Hayata odaklanan anti savaş filminin ‘en’leri…
Çanakkale’nin atmosferini aratmayan Durusu Park’a gittiğimizde, sinema salonu yerine buranın tercihinin ne kadar isabetli bir karar olduğunu daha iyi gözlemledim. Çünkü ortamın doğallığı davetlilere de yansımıştı. Kır düğünü veya barbekü partisi kimliğindeki galada konuklar gayet içten ve rahattı. Tabi konuklarıyla ilgilenen Sinan Çetin de…
Samimiyetsiz tebessümlerin, yapmacık konuşmaların ve birbirine hava atmak için yarışanların bulunmadığı gecede kimler hangi özellikleriyle öne çıkmışlardı? Kısaca değinelim.
Sinemanın başına buyruk yaramaz çocuğu gibi gördüğüm ve kalıplara karşı tavır koymasını takdirle karşıladığım Sinan Çetin, kuşkusuz gecenin ‘en kahramanı’! Farklı yaklaşımları çatıştırmasından dolayı filmine gelecek eleştirilere ‘Hoş gelsin’ diyebilecek kadar da tavizsiz ve özgüvenli. Kolay değil, alışılmışın aksine bir Çanakkale Savaşı filmi çekmek.
Galaya helikopteriyle teşrif eden Ali Ağaoğlu, ‘en mütevazı’ kişilik… Bu şaşaalı gelişe karşı ne denli alçakgönüllü olduğunu, tavırlarıyla bir kez daha gösterdi. Hani bir ara Çetin’in ‘halk çocuğu’ tarzındaki samimi sözlerinden cesaret alıp Ali Bey’e ‘Helikopterinizi kullanabilir miyim’ esprisini yapmak içimden geçmedi değil. Tabi bu da işin latifesi.
Gayet neşeli bir tempoda başlayan galanın üzgünü, Yavuz Bingöl’dü.Oktay Kaynarca’nın deyişiyle‘Yavuzca’ konuşup ‘Dönem filmi çekmek zor iş’ diyen ve neyse ki üşenmeyip galaya gelenBingöl, Neşet Ertaş’ın üzüntüsünü üstünden atamamıştı.
Düğününe katılmadığı için yılların dostu Bingöl’e sataşmayı ihmal etmeyip yönetmeni de ‘Sinan’ın Çanakkale kadar evi var. Çanakkale’ye gitmeye gerek kalmadı’ iğnesiyle nasiplendiren Oktay Kaynarca, gecenin ‘en eleştirmeni’! ‘Çanakkale bu ülke için çok önemli. Savaş karşıtlığıyla bu olgu çarpışmamalı’ sözleriyle filmdeki bazı saptamalara katılmadığını hissettiren Kaynarca’ya göre ‘Çanakkale Çocukları, Sinan’ın Masalı’!
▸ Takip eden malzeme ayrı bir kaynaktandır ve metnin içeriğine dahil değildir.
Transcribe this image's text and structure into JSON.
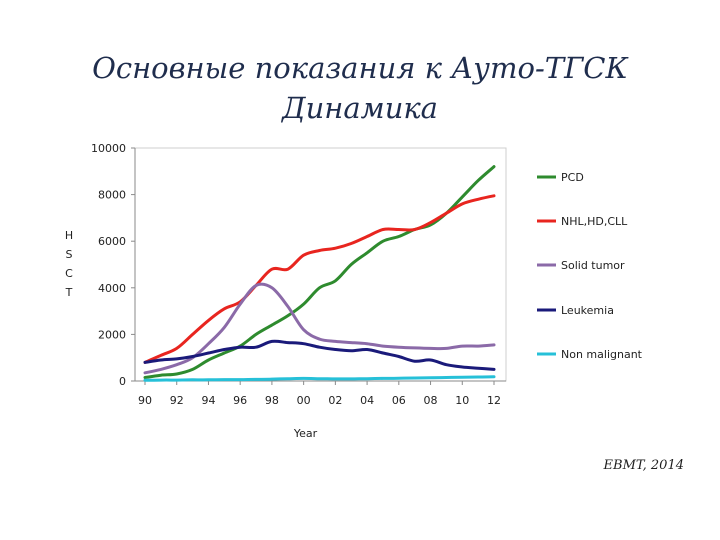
{
  "page": {
    "title_line1": "Основные показания к Ауто-ТГСК",
    "title_line2": "Динамика",
    "source": "EBMT, 2014"
  },
  "chart_data": {
    "type": "line",
    "title": "",
    "xlabel": "Year",
    "ylabel": "HSCT",
    "ylabel_chars": [
      "H",
      "S",
      "C",
      "T"
    ],
    "xlim": [
      1990,
      2012
    ],
    "ylim": [
      0,
      10000
    ],
    "yticks": [
      0,
      2000,
      4000,
      6000,
      8000,
      10000
    ],
    "ytick_labels": [
      "0",
      "2000",
      "4000",
      "6000",
      "8000",
      "10000"
    ],
    "xticks": [
      1990,
      1992,
      1994,
      1996,
      1998,
      2000,
      2002,
      2004,
      2006,
      2008,
      2010,
      2012
    ],
    "xtick_labels": [
      "90",
      "92",
      "94",
      "96",
      "98",
      "00",
      "02",
      "04",
      "06",
      "08",
      "10",
      "12"
    ],
    "grid": false,
    "legend_position": "right",
    "x": [
      1990,
      1991,
      1992,
      1993,
      1994,
      1995,
      1996,
      1997,
      1998,
      1999,
      2000,
      2001,
      2002,
      2003,
      2004,
      2005,
      2006,
      2007,
      2008,
      2009,
      2010,
      2011,
      2012
    ],
    "series": [
      {
        "name": "PCD",
        "color": "#2e8b2e",
        "values": [
          150,
          250,
          300,
          500,
          900,
          1200,
          1500,
          2000,
          2400,
          2800,
          3300,
          4000,
          4300,
          5000,
          5500,
          6000,
          6200,
          6500,
          6700,
          7200,
          7900,
          8600,
          9200
        ]
      },
      {
        "name": "NHL,HD,CLL",
        "color": "#e8251f",
        "values": [
          800,
          1100,
          1400,
          2000,
          2600,
          3100,
          3400,
          4100,
          4800,
          4800,
          5400,
          5600,
          5700,
          5900,
          6200,
          6500,
          6500,
          6500,
          6800,
          7200,
          7600,
          7800,
          7950
        ]
      },
      {
        "name": "Solid tumor",
        "color": "#8b6aa8",
        "values": [
          350,
          500,
          700,
          1000,
          1600,
          2300,
          3300,
          4100,
          4000,
          3200,
          2200,
          1800,
          1700,
          1650,
          1600,
          1500,
          1450,
          1420,
          1400,
          1400,
          1500,
          1500,
          1550
        ]
      },
      {
        "name": "Leukemia",
        "color": "#1a1a7a",
        "values": [
          800,
          900,
          950,
          1050,
          1200,
          1350,
          1450,
          1450,
          1700,
          1650,
          1600,
          1450,
          1350,
          1300,
          1350,
          1200,
          1050,
          850,
          900,
          700,
          600,
          550,
          500
        ]
      },
      {
        "name": "Non malignant",
        "color": "#26c0d8",
        "values": [
          30,
          40,
          40,
          50,
          50,
          60,
          60,
          70,
          80,
          100,
          110,
          100,
          90,
          90,
          100,
          110,
          120,
          130,
          140,
          150,
          160,
          170,
          180
        ]
      }
    ]
  }
}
‘Savaş alanında bir anne neden olmasın’fikriyle yaratılan filmin ve dolayısıyla galanın ‘en hanımı’, Kathy rolüyle savaş çocuklarının önsezili ve inançlı annesini canlandırıp Haluk Bilginer’e tokadı patlatan Rebecca Çetin… Çocukları ve eşiyle çalışmanın samimi bir sonuç çıkarttığını söyleyen Rebecca, oyunculuğuyla ilgili konuları yönetmen eşine havale etmekte.
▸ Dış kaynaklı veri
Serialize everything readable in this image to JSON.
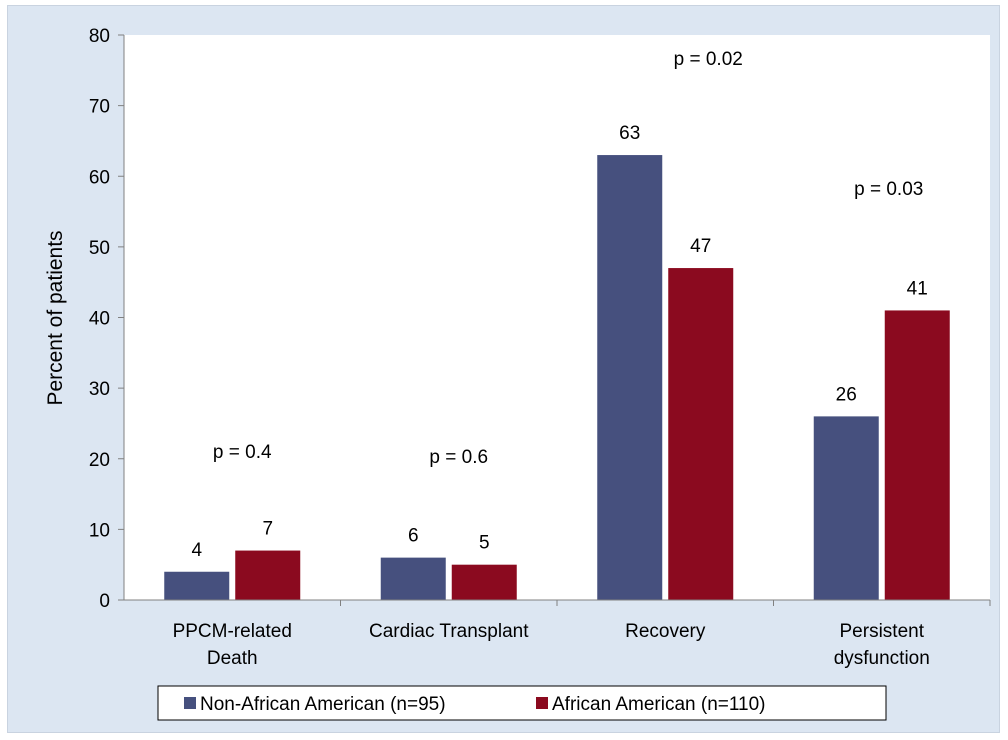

‘Öyle Bir Geçer Zaman Ki’nin kötü kadını Wilma Elles ise galanın ‘en heyecanlı’ meleği… Filmde beyazlar içinde bir rahibe-hemşire olarak karşımıza çıkan Wilma, beyaz kıyafetle katıldığı gecede, ne denli heyecanlı olduğunu ve ustalarla çalışmaktan duyduğu memnuniyeti dile getirmekte.
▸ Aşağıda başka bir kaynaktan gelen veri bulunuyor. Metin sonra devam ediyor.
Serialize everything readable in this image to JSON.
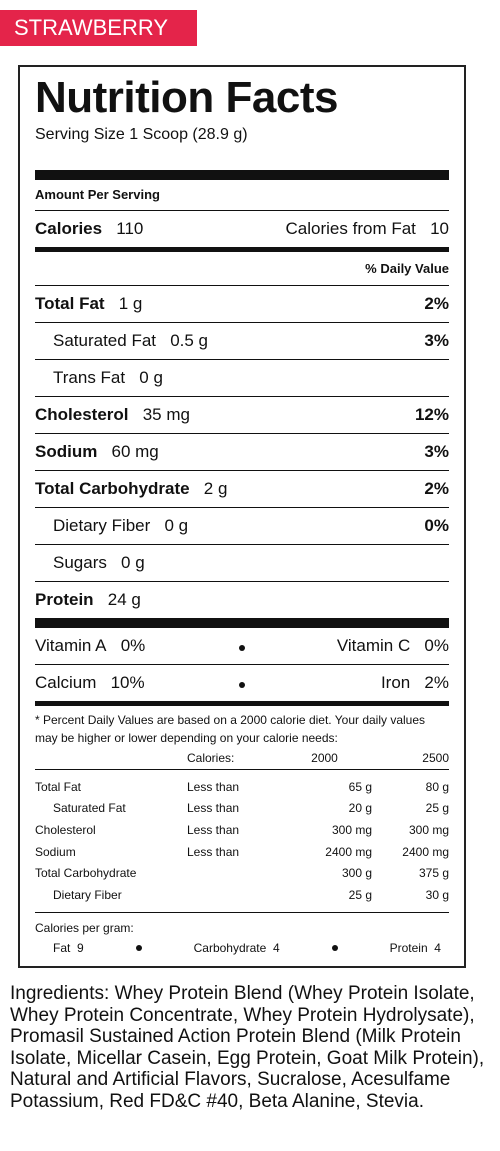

Galanın ‘en sanalı’, telefonla katılan ve Sinan’ın sitemlerine mazhar olan Haluk Bilginer. Çalışmaları dolayısıyla filmi ancak vizyonda halkla birlikte izleyeceğini dile getiren Bilginer ayrıca filmdeki pişmanlık duygusunu en iyi yansıtan oyuncu.
Ve Urla şaraplarıyla geceye renk katan Can Ortabaş… Her ne kadar Sinan Çetin’e ‘Ben senin kadar ünlü değilim’ diyerek takılsa da, şarapları bu lezzette devam ederse eminin hem Urla dünyanın yeni Toscana’sı olur, hem de Can Bey’in ünü Çetin’i aşar.
Film için ağıt yazan ancak uymadığı gerekçesiyle vermekten vazgeçen Nil Karaibrahimgil, Ali Atıf Bir, ‘Balıkçı’ Orhan Akkaya, Mehmet Kavasoğlu, Durusu’nun ve filmin oluşum sebebi Ali Üstay, Çanakkale’nin Karagöz lakaplı nişancısı Demir Demirkan ve daha niceleri…
Galadaki bu seçkin konuk tablosunu bir araya toplayan ‘en’ ise Türk’üyle, Anzak’ıyla binlerce gencin kanıyla sulanan Çanakkale’ye dair bugüne dek çevrilmiş ‘en sıra dışı’ film olan ‘Çanakkale Çocukları’!